Notice we must have $x_1, x_2, \ldots$ prime. Our main claim states that if $x_i \equiv 3 \pmod 4$ and $x_{i+1} = 2x_i+1 \equiv 3 \pmod 4$ are prime, we have $x_{i+1} \mid 2^{x_i}-1 = y_i$. This holds, as \[2^{x_i} \equiv 2^{\frac{x_{i+1}-1}{2}} \equiv \left(\frac{2}{x_{i+1}}\right) \equiv 1 \pmod{x_{i+1}}.\] Thus we can consider cases using this claim, and denote $K$ as the maximum possible value of $k$ in that case. $a=2$: $K=2$. $a \equiv 3 \pmod 4$: Then $x_1 \equiv x_2 \equiv 3 \pmod 4$. If $x_2$ is prime, then $x_1$ is composite, so $K=0$. If $x_2$ is composite, then $K=1$. $a \equiv 1 \pmod 4$: Then $x_2 \equiv x_3 \equiv 3 \pmod 4$, so we can find $K \leq 2$ in a similar fashion. Thus our answer is $k = \boxed{2}$, which can be achieved using $a=2$. $\blacksquare$

Let a = 2, $x_1 = 2$, $y_1 = 3$, $y_2 = 31$, $y_3 = 2047 = 23.89$ $\Rightarrow$ this is an example for k = 2. We will prove that $k < 3$. For this, assume that $y_1$, $y_2$ and $y_3$ are prime. If $b \mid a$ then $2^b - 1 \mid 2^a - 1$ - impossible $\Rightarrow$ a is prime $\Rightarrow$ all $x_i$ are prime. Now let $x_1$ be an odd prime since we checked the case for a = 2. Since $x_1$ is odd we get that $x_3 \equiv 7 \pmod 8$. We will show that for any prime $p \equiv 7 \pmod 8$, $2^{\frac{p-1}{2}} \equiv 1 \pmod p$. Thats true because $\left( \frac{2}{p} \right) = (-1)^{\frac{p^2-1}{2}} = 1$ and $1 \equiv \left( \frac{2}{p} \right) \equiv 2^{\frac{p-1}{2}} \pmod p$. Using this we get $2^{x_2}-1 \equiv 0 \pmod {x_3}$ $\Rightarrow$ $x_3 \mid y_2$ $\Rightarrow$ $x_3 = y_2$, but for $a \geq 3$ we have that $2^{2a +1}-1 > 4a+3$ since $2^{2a-1} > 2^a +1 > a+1$. So $y_2 = 2^{x_2}-1$ is composite, which is impossible and we get our contradiction $\Rightarrow$ k = 2.

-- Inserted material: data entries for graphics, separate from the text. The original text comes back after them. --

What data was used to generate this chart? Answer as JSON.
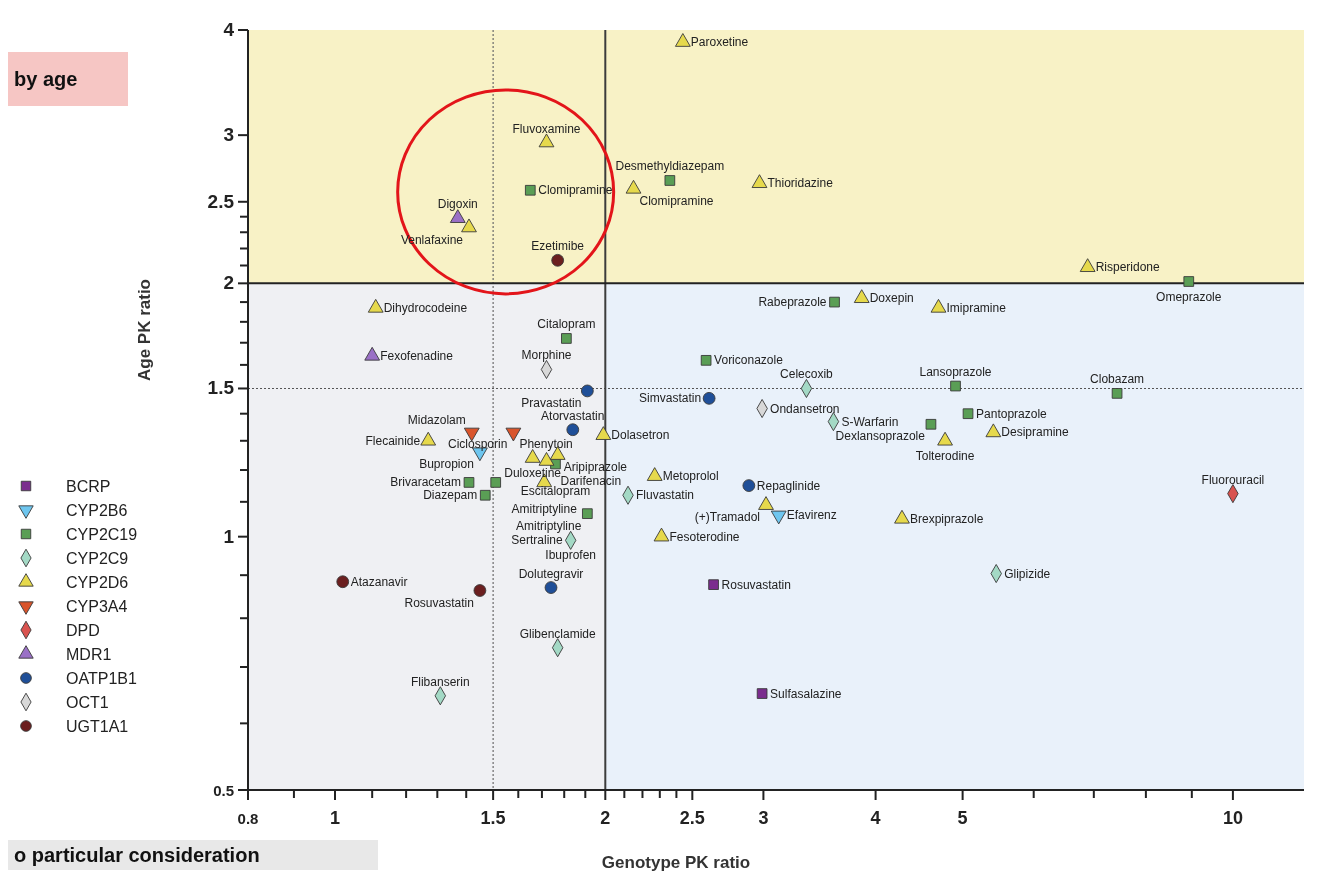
{
  "chart_data": {
    "type": "scatter",
    "xlabel": "Genotype PK ratio",
    "ylabel": "Age PK ratio",
    "log": "xy",
    "grid": false,
    "legend": "left",
    "xlim": [
      0.8,
      12
    ],
    "xticks": [
      0.8,
      {
        "value": 0.9,
        "label": null
      },
      1,
      {
        "value": 1.1,
        "label": null
      },
      {
        "value": 1.2,
        "label": null
      },
      {
        "value": 1.3,
        "label": null
      },
      {
        "value": 1.4,
        "label": null
      },
      1.5,
      {
        "value": 1.6,
        "label": null
      },
      {
        "value": 1.7,
        "label": null
      },
      {
        "value": 1.8,
        "label": null
      },
      {
        "value": 1.9,
        "label": null
      },
      2,
      {
        "value": 2.1,
        "label": null
      },
      {
        "value": 2.2,
        "label": null
      },
      {
        "value": 2.3,
        "label": null
      },
      {
        "value": 2.4,
        "label": null
      },
      2.5,
      3,
      4,
      5,
      {
        "value": 6,
        "label": null
      },
      {
        "value": 7,
        "label": null
      },
      {
        "value": 8,
        "label": null
      },
      {
        "value": 9,
        "label": null
      },
      10
    ],
    "ylim": [
      0.5,
      4
    ],
    "yticks": [
      0.5,
      {
        "value": 0.6,
        "label": null
      },
      {
        "value": 0.7,
        "label": null
      },
      {
        "value": 0.8,
        "label": null
      },
      {
        "value": 0.9,
        "label": null
      },
      1,
      {
        "value": 1.1,
        "label": null
      },
      {
        "value": 1.2,
        "label": null
      },
      {
        "value": 1.3,
        "label": null
      },
      {
        "value": 1.4,
        "label": null
      },
      1.5,
      {
        "value": 1.6,
        "label": null
      },
      {
        "value": 1.7,
        "label": null
      },
      {
        "value": 1.8,
        "label": null
      },
      {
        "value": 1.9,
        "label": null
      },
      2,
      {
        "value": 2.1,
        "label": null
      },
      {
        "value": 2.2,
        "label": null
      },
      {
        "value": 2.3,
        "label": null
      },
      {
        "value": 2.4,
        "label": null
      },
      2.5,
      3,
      4
    ],
    "bands": [
      {
        "axis": "x",
        "from": 0.8,
        "to": 2,
        "color": "#eff0f3"
      },
      {
        "axis": "x",
        "from": 2,
        "to": 12,
        "color": "#e9f1fa"
      },
      {
        "axis": "y",
        "from": 2,
        "to": 4,
        "color": "#f8f2c6"
      }
    ],
    "ref_lines": [
      {
        "axis": "x",
        "value": 1.5,
        "line_style": "dotted",
        "color": "#6a6a6a"
      },
      {
        "axis": "y",
        "value": 1.5,
        "line_style": "dotted",
        "color": "#555555"
      },
      {
        "axis": "x",
        "value": 2,
        "line_style": "solid",
        "color": "#3c3c3c"
      },
      {
        "axis": "y",
        "value": 2,
        "line_style": "solid",
        "color": "#222222"
      }
    ],
    "series": [
      {
        "name": "BCRP",
        "color": "#7b2d8e",
        "marker": "square",
        "x": [
          2.64,
          2.99
        ],
        "values": [
          0.877,
          0.651
        ]
      },
      {
        "name": "CYP2B6",
        "color": "#6ec6ef",
        "marker": "triangle-down",
        "x": [
          1.45,
          3.12
        ],
        "values": [
          1.26,
          1.06
        ]
      },
      {
        "name": "CYP2C19",
        "color": "#5a9e55",
        "marker": "square",
        "x": [
          1.65,
          2.36,
          8.93,
          3.6,
          1.81,
          2.59,
          4.91,
          7.43,
          5.07,
          4.61,
          1.76,
          1.41,
          1.51,
          1.47,
          1.91
        ],
        "values": [
          2.58,
          2.65,
          2.01,
          1.9,
          1.72,
          1.62,
          1.51,
          1.48,
          1.4,
          1.36,
          1.22,
          1.16,
          1.16,
          1.12,
          1.065
        ]
      },
      {
        "name": "CYP2C9",
        "color": "#a3d9c5",
        "marker": "diamond",
        "x": [
          3.35,
          3.59,
          2.12,
          1.83,
          1.77,
          1.31,
          5.45
        ],
        "values": [
          1.5,
          1.37,
          1.12,
          0.99,
          0.738,
          0.647,
          0.904
        ]
      },
      {
        "name": "CYP2D6",
        "color": "#e6d94c",
        "marker": "triangle",
        "x": [
          2.44,
          1.72,
          1.41,
          2.15,
          2.97,
          6.89,
          3.86,
          4.7,
          1.11,
          1.27,
          1.99,
          1.66,
          1.72,
          1.77,
          1.71,
          2.27,
          3.02,
          2.31,
          4.28,
          4.78,
          5.41
        ],
        "values": [
          3.87,
          2.94,
          2.33,
          2.59,
          2.63,
          2.09,
          1.92,
          1.87,
          1.87,
          1.3,
          1.32,
          1.24,
          1.23,
          1.25,
          1.16,
          1.18,
          1.09,
          1.0,
          1.05,
          1.3,
          1.33
        ]
      },
      {
        "name": "CYP3A4",
        "color": "#d9542b",
        "marker": "triangle-down",
        "x": [
          1.42,
          1.58
        ],
        "values": [
          1.33,
          1.33
        ]
      },
      {
        "name": "DPD",
        "color": "#d9534f",
        "marker": "diamond",
        "x": [
          10
        ],
        "values": [
          1.125
        ]
      },
      {
        "name": "MDR1",
        "color": "#9a70c6",
        "marker": "triangle",
        "x": [
          1.37,
          1.1
        ],
        "values": [
          2.39,
          1.64
        ]
      },
      {
        "name": "OATP1B1",
        "color": "#1f4f98",
        "marker": "circle",
        "x": [
          1.91,
          1.84,
          2.61,
          2.89,
          1.74
        ],
        "values": [
          1.49,
          1.34,
          1.46,
          1.15,
          0.87
        ]
      },
      {
        "name": "OCT1",
        "color": "#d8d8d8",
        "marker": "diamond",
        "x": [
          1.72,
          2.99
        ],
        "values": [
          1.58,
          1.42
        ]
      },
      {
        "name": "UGT1A1",
        "color": "#6b1f1f",
        "marker": "circle",
        "x": [
          1.77,
          1.02,
          1.45
        ],
        "values": [
          2.13,
          0.884,
          0.863
        ]
      }
    ],
    "annotations": [
      "by age",
      "o particular consideration",
      {
        "text": "Paroxetine",
        "x": 2.44,
        "y": 3.87
      },
      {
        "text": "Fluvoxamine",
        "x": 1.72,
        "y": 2.94
      },
      {
        "text": "Clomipramine",
        "x": 1.65,
        "y": 2.58
      },
      {
        "text": "Digoxin",
        "x": 1.37,
        "y": 2.39
      },
      {
        "text": "Venlafaxine",
        "x": 1.41,
        "y": 2.33
      },
      {
        "text": "Ezetimibe",
        "x": 1.77,
        "y": 2.13
      },
      {
        "text": "Desmethyldiazepam",
        "x": 2.36,
        "y": 2.65
      },
      {
        "text": "Clomipramine",
        "x": 2.15,
        "y": 2.59
      },
      {
        "text": "Thioridazine",
        "x": 2.97,
        "y": 2.63
      },
      {
        "text": "Risperidone",
        "x": 6.89,
        "y": 2.09
      },
      {
        "text": "Omeprazole",
        "x": 8.93,
        "y": 2.01
      },
      {
        "text": "Doxepin",
        "x": 3.86,
        "y": 1.92
      },
      {
        "text": "Imipramine",
        "x": 4.7,
        "y": 1.87
      },
      {
        "text": "Rabeprazole",
        "x": 3.6,
        "y": 1.9
      },
      {
        "text": "Dihydrocodeine",
        "x": 1.11,
        "y": 1.87
      },
      {
        "text": "Citalopram",
        "x": 1.81,
        "y": 1.72
      },
      {
        "text": "Fexofenadine",
        "x": 1.1,
        "y": 1.64
      },
      {
        "text": "Morphine",
        "x": 1.72,
        "y": 1.58
      },
      {
        "text": "Voriconazole",
        "x": 2.59,
        "y": 1.62
      },
      {
        "text": "Pravastatin",
        "x": 1.91,
        "y": 1.49
      },
      {
        "text": "Lansoprazole",
        "x": 4.91,
        "y": 1.51
      },
      {
        "text": "Clobazam",
        "x": 7.43,
        "y": 1.48
      },
      {
        "text": "Simvastatin",
        "x": 2.61,
        "y": 1.46
      },
      {
        "text": "Celecoxib",
        "x": 3.35,
        "y": 1.5
      },
      {
        "text": "Ondansetron",
        "x": 2.99,
        "y": 1.42
      },
      {
        "text": "Pantoprazole",
        "x": 5.07,
        "y": 1.4
      },
      {
        "text": "Atorvastatin",
        "x": 1.84,
        "y": 1.34
      },
      {
        "text": "Phenytoin",
        "x": 1.58,
        "y": 1.33
      },
      {
        "text": "Midazolam",
        "x": 1.42,
        "y": 1.33
      },
      {
        "text": "Ciclosporin",
        "x": 1.58,
        "y": 1.33
      },
      {
        "text": "Dolasetron",
        "x": 1.99,
        "y": 1.32
      },
      {
        "text": "S-Warfarin",
        "x": 3.59,
        "y": 1.37
      },
      {
        "text": "Dexlansoprazole",
        "x": 4.61,
        "y": 1.36
      },
      {
        "text": "Desipramine",
        "x": 5.41,
        "y": 1.33
      },
      {
        "text": "Tolterodine",
        "x": 4.78,
        "y": 1.3
      },
      {
        "text": "Flecainide",
        "x": 1.27,
        "y": 1.3
      },
      {
        "text": "Bupropion",
        "x": 1.45,
        "y": 1.26
      },
      {
        "text": "Darifenacin",
        "x": 1.72,
        "y": 1.23
      },
      {
        "text": "Duloxetine",
        "x": 1.66,
        "y": 1.24
      },
      {
        "text": "Aripiprazole",
        "x": 1.77,
        "y": 1.25
      },
      {
        "text": "Escitalopram",
        "x": 1.76,
        "y": 1.22
      },
      {
        "text": "Amitriptyline",
        "x": 1.71,
        "y": 1.16
      },
      {
        "text": "Brivaracetam",
        "x": 1.41,
        "y": 1.16
      },
      {
        "text": "Diazepam",
        "x": 1.47,
        "y": 1.12
      },
      {
        "text": "Amitriptyline",
        "x": 1.91,
        "y": 1.065
      },
      {
        "text": "Metoprolol",
        "x": 2.27,
        "y": 1.18
      },
      {
        "text": "Fluvastatin",
        "x": 2.12,
        "y": 1.12
      },
      {
        "text": "Repaglinide",
        "x": 2.89,
        "y": 1.15
      },
      {
        "text": "(+)Tramadol",
        "x": 3.02,
        "y": 1.09
      },
      {
        "text": "Efavirenz",
        "x": 3.12,
        "y": 1.06
      },
      {
        "text": "Brexpiprazole",
        "x": 4.28,
        "y": 1.05
      },
      {
        "text": "Fluorouracil",
        "x": 10,
        "y": 1.125
      },
      {
        "text": "Fesoterodine",
        "x": 2.31,
        "y": 1.0
      },
      {
        "text": "Sertraline",
        "x": 1.83,
        "y": 0.99
      },
      {
        "text": "Ibuprofen",
        "x": 1.83,
        "y": 0.99
      },
      {
        "text": "Glipizide",
        "x": 5.45,
        "y": 0.904
      },
      {
        "text": "Atazanavir",
        "x": 1.02,
        "y": 0.884
      },
      {
        "text": "Rosuvastatin",
        "x": 1.45,
        "y": 0.863
      },
      {
        "text": "Dolutegravir",
        "x": 1.74,
        "y": 0.87
      },
      {
        "text": "Rosuvastatin",
        "x": 2.64,
        "y": 0.877
      },
      {
        "text": "Glibenclamide",
        "x": 1.77,
        "y": 0.738
      },
      {
        "text": "Flibanserin",
        "x": 1.31,
        "y": 0.647
      },
      {
        "text": "Sulfasalazine",
        "x": 2.99,
        "y": 0.651
      }
    ]
  }
}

The answer is $k=2$. Check $a=1,2$. Next suppose $k=3$ is possible. We may assume $a=p$ is an odd prime and so are $2p+1,4p+3$. If $p\equiv 1\pmod 2$ then $4p+3\equiv 7\pmod 8$ so $2$ is a quadratic residue $\pmod{4p+3}$. Now consider the order of $2 \pmod{4p+3}$. It divides $4p+2$ but must be odd, so it is $2p+1$ and $4p+3\mid 2^{2p+1}-1$ so it is not prime, contradiction.